1871. Nous étions pris à peu près entre deux feux : les troupes de Versailles avaient gagné le long de la Seine, et les fédérés occupaient encore des barricades, rue des Nonnains d’Hyères, rue Monge, boulevard Saint-Germain, boulevard Bourdon. Il était dangereux de reculer ou d’avancer. Je proposai à mon compagnon de nous réfugier chez Paul Verlaine, qui demeurait près de là et qui se trouverait chez lui, car je pensais bien qu’il ne flânait pas du côté de la fusillade.

Nous le rencontrâmes, en effet.
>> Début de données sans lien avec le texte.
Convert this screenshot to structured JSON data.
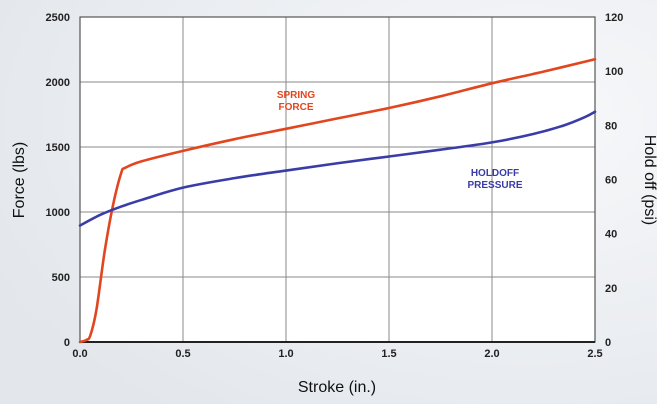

Il n’était pas sorti, comme il l’a dit. Il avait passé la journée de la veille, dans un cabinet de toilette sans fenêtres, affolé par la canonnade. Dans ce réduit obscur, il cherchait cependant à attirer la petite bonne, pour la rassurer, disait-il, pour se rassurer aussi sans doute. À deux on est plus brave.

Nous n’étions ni noirs de poudre, ni équipés en gardes nationaux, comme l’a narré Verlaine, ayant mal retenu la réalité des faits, car son émotion était forte et notre arrivée l’accrut. Émile Richard avait seulement un képi et un pantalon à bande violette, car il était étudiant en médecine, et avait servi aux ambulances pendant la guerre. Nous revenions, Richard et moi, de faire, rue d’Aboukir, notre journal, le dernier numéro du Tribun du peuple. J’étais habillé comme je l’avais été pendant toute la durée de la Commune, en vêtement civils, sans écharpe ni insigne, bien que délégué au Conseil d’État.

Le pauvre Paul était si effaré qu’après un repas expédié à la diable, omelette, charcuterie et salade, il ne voulut jamais consentir à monter sur le balcon pour contempler la magnificence hideuse du spectacle. Un panorama d’empereur romain !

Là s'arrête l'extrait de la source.